In an e-mail dated April 20,2012, Mr. [Sean] Moss wrote an email to Mrs. King complaining that NIB had not kept its part of the bargain in that it had not restored him to his former position in NIB.

On April 30, in an email to Mr. Moss, Mrs. King advised Mr. Moss that his services at NIB had been suspended with half pay for 10 days as a result of that allegation and that he was required to report to her office on May 14, 2012. The letter was copied to various people including Mr. Cargill and Mr. Wells, the letter stated.

After the May 7 general election, Acting President of the Public Managers Union Winston Moss wrote to Mrs. King complaining about Mr. [Sean] Moss’ suspension and that NIB was in violation of the Industrial Agreement between NIB and his union.

As a result, Mr.[ Sean] Moss wrote two letters to Director Cargill to retract his apologies.

“I do hereby absolutely and unconditionally retract my apology as aforesaid as it was not freely given. My free will was usurped and I gave the apology because I was ordered and forced do to do, by you,” the letter said.

On that same day, Mr. [Sean] Moss received a letter saying that he would receive his full salary from the period April 30 to May 11.

The NIB chairman said when the Board questioned Mrs. King as to why she would have suspended an employee who came to her to complain of victimisation, she said that she her response as appropriate.

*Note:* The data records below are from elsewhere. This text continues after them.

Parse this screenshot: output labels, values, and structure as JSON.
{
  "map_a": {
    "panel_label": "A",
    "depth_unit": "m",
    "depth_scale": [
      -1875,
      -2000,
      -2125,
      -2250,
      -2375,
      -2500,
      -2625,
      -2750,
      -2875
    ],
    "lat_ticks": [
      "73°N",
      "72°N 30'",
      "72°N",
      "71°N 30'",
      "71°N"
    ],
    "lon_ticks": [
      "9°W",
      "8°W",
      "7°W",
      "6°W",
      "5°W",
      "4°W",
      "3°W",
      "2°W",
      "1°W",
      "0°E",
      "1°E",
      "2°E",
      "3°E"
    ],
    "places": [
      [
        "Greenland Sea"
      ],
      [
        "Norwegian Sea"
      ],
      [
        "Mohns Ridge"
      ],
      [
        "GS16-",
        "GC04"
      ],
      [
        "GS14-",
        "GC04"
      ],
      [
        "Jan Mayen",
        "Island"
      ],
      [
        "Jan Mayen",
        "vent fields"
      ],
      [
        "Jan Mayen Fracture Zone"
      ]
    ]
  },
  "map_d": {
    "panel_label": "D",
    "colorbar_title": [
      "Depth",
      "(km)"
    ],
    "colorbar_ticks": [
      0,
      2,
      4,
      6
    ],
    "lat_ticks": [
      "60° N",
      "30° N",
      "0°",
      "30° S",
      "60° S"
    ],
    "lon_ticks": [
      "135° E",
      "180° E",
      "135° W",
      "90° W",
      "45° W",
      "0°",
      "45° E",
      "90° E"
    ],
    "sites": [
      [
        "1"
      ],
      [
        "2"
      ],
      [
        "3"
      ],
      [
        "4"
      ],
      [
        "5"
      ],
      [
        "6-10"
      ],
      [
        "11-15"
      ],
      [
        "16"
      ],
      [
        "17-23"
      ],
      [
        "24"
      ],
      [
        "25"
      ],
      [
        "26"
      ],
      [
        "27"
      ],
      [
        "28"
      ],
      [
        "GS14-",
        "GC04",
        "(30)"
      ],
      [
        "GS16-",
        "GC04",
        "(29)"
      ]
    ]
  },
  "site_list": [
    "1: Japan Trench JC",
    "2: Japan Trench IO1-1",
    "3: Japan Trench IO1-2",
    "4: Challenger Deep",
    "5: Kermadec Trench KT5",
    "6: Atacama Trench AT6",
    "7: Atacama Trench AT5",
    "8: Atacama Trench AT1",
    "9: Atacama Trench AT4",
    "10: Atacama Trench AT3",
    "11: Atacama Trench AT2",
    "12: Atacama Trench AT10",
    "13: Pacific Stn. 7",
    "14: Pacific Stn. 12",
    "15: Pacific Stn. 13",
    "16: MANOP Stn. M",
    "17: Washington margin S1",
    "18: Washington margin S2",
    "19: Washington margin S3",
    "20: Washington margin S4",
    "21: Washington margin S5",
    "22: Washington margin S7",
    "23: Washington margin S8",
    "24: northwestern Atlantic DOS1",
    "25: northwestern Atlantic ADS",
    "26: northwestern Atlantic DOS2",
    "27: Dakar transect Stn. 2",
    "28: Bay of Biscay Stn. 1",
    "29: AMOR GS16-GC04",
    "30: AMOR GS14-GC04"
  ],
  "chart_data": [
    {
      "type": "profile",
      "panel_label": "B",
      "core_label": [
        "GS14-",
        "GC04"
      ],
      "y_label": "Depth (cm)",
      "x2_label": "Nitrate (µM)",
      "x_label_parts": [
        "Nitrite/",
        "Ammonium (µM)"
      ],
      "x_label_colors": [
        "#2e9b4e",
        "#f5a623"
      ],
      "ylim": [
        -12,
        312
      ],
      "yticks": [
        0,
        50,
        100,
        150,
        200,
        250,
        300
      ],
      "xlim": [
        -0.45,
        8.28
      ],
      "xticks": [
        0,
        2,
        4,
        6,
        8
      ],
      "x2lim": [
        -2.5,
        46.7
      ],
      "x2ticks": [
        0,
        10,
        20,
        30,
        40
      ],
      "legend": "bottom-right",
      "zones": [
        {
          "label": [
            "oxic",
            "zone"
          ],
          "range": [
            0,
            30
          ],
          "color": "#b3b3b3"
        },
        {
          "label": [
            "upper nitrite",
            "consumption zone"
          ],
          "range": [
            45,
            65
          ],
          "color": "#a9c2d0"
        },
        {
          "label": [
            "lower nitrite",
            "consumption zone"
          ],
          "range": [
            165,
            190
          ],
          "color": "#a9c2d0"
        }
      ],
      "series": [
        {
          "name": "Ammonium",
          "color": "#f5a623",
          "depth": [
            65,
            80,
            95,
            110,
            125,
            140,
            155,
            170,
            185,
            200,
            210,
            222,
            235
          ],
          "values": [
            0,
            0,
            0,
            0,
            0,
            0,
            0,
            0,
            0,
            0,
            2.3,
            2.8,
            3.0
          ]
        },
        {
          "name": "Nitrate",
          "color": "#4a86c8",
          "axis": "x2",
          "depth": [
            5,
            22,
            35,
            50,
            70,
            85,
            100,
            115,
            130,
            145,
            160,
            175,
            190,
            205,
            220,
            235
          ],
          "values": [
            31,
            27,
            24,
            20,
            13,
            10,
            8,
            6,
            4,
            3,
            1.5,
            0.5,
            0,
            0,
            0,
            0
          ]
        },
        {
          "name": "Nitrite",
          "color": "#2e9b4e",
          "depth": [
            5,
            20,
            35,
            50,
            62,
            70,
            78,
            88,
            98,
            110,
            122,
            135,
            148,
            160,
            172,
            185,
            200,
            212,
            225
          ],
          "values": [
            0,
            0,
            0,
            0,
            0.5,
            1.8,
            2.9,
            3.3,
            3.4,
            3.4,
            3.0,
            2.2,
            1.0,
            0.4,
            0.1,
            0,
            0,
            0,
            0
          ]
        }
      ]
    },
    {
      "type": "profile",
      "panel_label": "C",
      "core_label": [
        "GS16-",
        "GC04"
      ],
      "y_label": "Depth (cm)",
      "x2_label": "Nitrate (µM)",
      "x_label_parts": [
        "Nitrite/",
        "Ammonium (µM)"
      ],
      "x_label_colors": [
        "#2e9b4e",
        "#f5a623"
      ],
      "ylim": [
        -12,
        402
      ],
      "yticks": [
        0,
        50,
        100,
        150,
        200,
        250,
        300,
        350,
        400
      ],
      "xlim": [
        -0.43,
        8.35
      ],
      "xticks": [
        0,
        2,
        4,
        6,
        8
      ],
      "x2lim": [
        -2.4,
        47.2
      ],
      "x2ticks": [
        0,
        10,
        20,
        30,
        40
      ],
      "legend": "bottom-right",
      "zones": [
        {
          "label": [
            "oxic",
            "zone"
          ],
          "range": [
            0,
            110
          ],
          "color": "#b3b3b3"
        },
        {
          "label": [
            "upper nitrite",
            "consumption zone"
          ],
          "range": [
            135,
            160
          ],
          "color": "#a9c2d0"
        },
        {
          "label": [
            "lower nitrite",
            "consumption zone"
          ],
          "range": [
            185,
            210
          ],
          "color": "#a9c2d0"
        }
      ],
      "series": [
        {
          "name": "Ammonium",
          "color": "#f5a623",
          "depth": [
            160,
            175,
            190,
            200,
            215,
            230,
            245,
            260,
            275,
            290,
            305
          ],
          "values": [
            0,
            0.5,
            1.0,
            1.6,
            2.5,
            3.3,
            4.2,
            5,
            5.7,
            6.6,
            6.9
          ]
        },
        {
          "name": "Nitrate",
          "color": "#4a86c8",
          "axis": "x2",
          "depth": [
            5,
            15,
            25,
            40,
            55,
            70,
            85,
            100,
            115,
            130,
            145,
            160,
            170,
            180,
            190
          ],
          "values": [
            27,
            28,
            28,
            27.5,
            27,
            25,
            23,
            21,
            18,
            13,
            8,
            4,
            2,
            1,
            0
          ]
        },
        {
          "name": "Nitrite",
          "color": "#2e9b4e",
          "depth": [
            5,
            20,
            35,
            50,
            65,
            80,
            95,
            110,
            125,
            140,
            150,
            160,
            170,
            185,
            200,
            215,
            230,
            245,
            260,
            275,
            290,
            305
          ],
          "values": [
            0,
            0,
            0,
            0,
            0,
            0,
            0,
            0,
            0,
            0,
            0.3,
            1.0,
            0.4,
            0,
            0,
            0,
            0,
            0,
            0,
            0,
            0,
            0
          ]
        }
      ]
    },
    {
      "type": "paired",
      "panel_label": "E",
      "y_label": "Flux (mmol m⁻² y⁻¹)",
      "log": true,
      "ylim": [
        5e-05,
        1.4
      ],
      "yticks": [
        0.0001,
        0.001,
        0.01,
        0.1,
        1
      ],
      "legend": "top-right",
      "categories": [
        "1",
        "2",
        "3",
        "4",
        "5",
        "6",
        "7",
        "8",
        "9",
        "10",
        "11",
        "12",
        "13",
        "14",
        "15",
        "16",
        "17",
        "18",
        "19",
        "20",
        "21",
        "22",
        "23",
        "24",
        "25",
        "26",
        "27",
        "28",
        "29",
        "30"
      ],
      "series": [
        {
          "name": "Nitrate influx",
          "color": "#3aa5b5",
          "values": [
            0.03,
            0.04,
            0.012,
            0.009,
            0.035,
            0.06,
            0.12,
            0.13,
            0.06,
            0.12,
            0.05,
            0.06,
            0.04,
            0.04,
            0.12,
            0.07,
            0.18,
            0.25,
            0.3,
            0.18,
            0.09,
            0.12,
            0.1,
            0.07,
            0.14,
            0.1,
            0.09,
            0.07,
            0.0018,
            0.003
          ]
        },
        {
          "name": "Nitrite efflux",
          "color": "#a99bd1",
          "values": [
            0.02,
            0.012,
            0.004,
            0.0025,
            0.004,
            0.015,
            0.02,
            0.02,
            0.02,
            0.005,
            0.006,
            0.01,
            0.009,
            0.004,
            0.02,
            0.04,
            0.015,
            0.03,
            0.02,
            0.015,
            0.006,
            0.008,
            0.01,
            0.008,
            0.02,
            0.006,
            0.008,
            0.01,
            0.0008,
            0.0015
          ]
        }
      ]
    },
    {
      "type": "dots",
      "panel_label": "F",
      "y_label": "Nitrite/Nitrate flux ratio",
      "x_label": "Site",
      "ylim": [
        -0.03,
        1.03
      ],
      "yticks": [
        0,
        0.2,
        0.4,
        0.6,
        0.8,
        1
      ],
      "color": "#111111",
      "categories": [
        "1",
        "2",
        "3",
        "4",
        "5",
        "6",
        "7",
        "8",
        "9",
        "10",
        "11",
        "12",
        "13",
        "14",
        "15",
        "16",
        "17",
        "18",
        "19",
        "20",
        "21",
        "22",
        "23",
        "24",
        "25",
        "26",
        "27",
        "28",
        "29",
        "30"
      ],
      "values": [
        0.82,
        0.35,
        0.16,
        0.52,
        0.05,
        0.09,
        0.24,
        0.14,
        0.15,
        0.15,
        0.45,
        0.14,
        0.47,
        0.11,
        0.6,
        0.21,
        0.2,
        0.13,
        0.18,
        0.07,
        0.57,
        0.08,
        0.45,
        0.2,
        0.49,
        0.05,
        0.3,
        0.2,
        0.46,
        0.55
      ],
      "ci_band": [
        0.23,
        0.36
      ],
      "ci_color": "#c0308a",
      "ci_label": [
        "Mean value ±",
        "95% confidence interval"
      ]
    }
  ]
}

“Added to everything else, NIB engaged the services of the law firm of Bostwick & Bostwick to represent Mr. Cargill at the cost of $7,500 in NIB funds. When questioned about this, both Director Cargill and Mrs. King responded that that engagement was not in respect of the divorce proceedings but in respect of Mr. Moss’ allegation of victimisation. The view of the Board that the divorce proceeding and the charge of victimisation were one and the same thing were not shared by Mr. Cargill or Mrs. King,” Mr. Moss wrote.

“In my opinion, although no conclusion has yet been reached by the Board on this specific matter, this matter represents a rancid abuse of power by various executives of NIB including Director Cargill and amounts to gross misconduct on their parts.”

The Journal has tried repeatedly to reach Mr. Cargill for a comment but those calls were not returned up to press time.